While Sacks is quick to point out that winemaking isn’t an exact science—“there’s still a significant degree of artistry,” he notes—scientists’ increasingly robust understanding of aromas and flavors is helping vintners develop wines that more perfectly fit their desires, and grape breeders identify early the genes for preferred sensory traits.

Bearing Fruit

To develop a new grape and introduce it to the world requires a supply of patience: from start to finish, the process takes up to 30 years. It starts with scientists envisioning an ideal new fruit—a seedless table grape or an aromatic wine grape with specific qualities, for example. Then, researchers develop “crosses”—offspring of two varieties from the same species—that they think might produce such properties. Each year starting in late winter, Cornell grape breeder Bruce Reisch plants up to 6,000 seeds in a greenhouse at the New York State Agricultural Experiment Station in Geneva. While many seedlings don’t make it through a season, some begin bearing fruit within three to five years. The most successful vines get propagated to make sure the characteristics persist over time. Finally, grapes are tested at different locations to ensure they will do well under varying conditions.

“The ‘eureka’ moments are rare since it can take up to 20,000 seedlings before a single new variety can be identified and released, but those moments feel wonderful,” says Reisch, professor in the Horticulture Section of SIPS.

A professor examines grape leaves.
Bruce Reisch, professor of grapevine breeding and genetics, collects grapevine leaves for DNA extraction in a research vineyard at the New York State Agricultural Experiment Station in Geneva, New York. Photo provided.

New technology has helped scientists hone in on the most promising varieties quickly. VitisGen2, a USDA-funded project co-led by Reisch, is helping Cornell reap the benefits of new tools in genomics.

 “We can test DNA from a small piece of leaf tissue and make sure certain important genes, like those for powdery mildew resistance, are in those seedlings,” he says. “We toss out more than 80 percent of seedlings before they are planted in a permanent vineyard, and that allows us to be much more efficient with our resources.” 

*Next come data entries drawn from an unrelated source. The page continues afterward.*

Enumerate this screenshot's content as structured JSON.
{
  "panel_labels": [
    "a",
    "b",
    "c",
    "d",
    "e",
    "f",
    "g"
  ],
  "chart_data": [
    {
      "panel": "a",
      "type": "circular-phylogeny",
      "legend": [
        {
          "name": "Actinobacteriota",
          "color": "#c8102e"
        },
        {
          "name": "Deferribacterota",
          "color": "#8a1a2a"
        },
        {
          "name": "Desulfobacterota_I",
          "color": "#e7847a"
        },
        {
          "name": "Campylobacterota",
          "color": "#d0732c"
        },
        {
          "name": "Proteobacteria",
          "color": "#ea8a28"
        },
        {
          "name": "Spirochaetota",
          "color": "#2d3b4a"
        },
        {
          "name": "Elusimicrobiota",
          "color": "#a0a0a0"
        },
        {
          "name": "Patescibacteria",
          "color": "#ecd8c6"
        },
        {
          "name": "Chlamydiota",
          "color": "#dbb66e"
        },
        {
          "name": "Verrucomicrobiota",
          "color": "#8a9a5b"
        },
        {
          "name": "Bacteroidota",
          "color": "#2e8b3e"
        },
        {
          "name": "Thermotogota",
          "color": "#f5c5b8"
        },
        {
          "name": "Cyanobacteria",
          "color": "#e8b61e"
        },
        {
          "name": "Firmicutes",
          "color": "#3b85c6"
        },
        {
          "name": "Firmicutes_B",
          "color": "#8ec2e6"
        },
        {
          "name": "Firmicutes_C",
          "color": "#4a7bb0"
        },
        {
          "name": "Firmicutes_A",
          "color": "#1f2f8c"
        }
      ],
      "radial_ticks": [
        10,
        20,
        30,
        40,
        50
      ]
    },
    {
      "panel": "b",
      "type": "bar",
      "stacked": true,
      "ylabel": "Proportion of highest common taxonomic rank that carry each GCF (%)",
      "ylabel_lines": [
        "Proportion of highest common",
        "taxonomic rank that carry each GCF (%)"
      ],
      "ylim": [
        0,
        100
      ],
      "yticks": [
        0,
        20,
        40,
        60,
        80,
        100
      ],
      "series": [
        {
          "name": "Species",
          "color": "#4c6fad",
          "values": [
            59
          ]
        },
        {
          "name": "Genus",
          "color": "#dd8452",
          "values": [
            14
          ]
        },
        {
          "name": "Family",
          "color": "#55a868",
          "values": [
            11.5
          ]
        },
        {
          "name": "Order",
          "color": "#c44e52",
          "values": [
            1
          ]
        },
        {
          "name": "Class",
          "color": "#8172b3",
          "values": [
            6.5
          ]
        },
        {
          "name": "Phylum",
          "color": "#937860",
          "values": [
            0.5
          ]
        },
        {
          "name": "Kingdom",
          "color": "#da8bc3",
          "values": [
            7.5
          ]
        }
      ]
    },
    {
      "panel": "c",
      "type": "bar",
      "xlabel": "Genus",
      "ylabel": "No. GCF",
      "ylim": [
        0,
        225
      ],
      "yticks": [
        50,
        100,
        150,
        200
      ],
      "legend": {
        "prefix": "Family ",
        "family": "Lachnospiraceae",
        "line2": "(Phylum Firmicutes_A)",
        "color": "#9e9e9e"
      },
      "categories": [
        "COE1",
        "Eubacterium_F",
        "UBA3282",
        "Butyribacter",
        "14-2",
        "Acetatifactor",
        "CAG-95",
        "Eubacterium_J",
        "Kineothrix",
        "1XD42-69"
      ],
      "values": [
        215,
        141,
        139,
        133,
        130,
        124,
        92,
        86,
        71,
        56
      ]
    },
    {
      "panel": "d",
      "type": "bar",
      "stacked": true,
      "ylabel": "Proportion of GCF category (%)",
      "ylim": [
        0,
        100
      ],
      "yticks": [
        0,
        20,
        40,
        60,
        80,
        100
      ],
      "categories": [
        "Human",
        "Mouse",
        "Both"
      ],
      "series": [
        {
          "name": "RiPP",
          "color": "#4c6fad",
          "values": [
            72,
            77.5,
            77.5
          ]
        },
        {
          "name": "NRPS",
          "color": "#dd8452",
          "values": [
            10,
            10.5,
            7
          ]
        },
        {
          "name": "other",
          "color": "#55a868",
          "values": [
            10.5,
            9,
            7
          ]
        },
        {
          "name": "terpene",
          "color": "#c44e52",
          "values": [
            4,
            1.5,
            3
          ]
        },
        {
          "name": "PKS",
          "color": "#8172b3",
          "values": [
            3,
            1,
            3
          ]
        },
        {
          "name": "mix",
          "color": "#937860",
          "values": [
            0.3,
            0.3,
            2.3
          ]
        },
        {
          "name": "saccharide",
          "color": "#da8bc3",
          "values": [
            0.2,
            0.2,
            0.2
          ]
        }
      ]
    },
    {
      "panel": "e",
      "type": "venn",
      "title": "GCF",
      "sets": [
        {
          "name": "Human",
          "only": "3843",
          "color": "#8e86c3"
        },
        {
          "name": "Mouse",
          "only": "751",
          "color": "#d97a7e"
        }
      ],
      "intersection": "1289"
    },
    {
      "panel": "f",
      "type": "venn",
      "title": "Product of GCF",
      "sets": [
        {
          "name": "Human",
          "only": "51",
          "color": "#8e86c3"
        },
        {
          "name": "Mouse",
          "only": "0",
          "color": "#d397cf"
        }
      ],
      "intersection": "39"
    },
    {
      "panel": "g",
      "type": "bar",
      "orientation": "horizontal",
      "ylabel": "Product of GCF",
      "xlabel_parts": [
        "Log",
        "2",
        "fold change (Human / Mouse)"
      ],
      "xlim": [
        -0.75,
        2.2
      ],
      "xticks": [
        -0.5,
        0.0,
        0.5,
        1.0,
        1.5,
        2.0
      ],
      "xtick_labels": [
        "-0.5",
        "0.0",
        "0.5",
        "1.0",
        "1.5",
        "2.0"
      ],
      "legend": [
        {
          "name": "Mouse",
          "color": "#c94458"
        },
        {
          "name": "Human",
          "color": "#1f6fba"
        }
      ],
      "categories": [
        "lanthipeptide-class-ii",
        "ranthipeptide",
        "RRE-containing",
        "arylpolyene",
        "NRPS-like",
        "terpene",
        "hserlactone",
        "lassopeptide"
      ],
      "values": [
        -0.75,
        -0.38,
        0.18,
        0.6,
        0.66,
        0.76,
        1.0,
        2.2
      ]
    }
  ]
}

One of the breeding program’s biggest success stories has been Cayuga White, a hybrid wine grape released in 1972. Before that, regional growers often favored Seyval blanc—a hardy white wine grape well adapted for the Finger Lakes. But when Cornell researchers crossed Seyval blanc with another grape called Schuyler, the resulting hybrid proved even more advantageous. It pairs the benefits of the Seyval blanc with high productivity and remarkable adaptability, says Cornell extension associate Hans Walter-Peterson, viticulturist and team leader for the Finger Lakes Grape Program

“[Cayuga White] can be made into sparkling wine, still wine and blends. That versatility means there’s a lot of demand for it,” Walter-Peterson says. “It has shown how successful a hybrid release can be and how much impact it can have on an industry.” And it’s something wineries have noticed. Bully Hill Vineyards, a winery on Keuka Lake in the Finger Lakes, for example, has pledged to support hybrid grape research for the next five years.

A student examines grapes
Doctoral candidate Anne Kearney examines Chardonnay grapes. Photo by Chris Kitchen.

Cayuga White has earned its own modest place in the history of wine, enjoying high popularity in the Northeast and, as of 2017, accounting for more than $20 million in annual wine production in New York. Cayuga White illustrates the success that has resulted from our dedication to the fragile and humble, but much celebrated, grape. 

And the work continues, says Walter-Peterson. “We’re always asking: how can we use the new tools we have today to do it again?”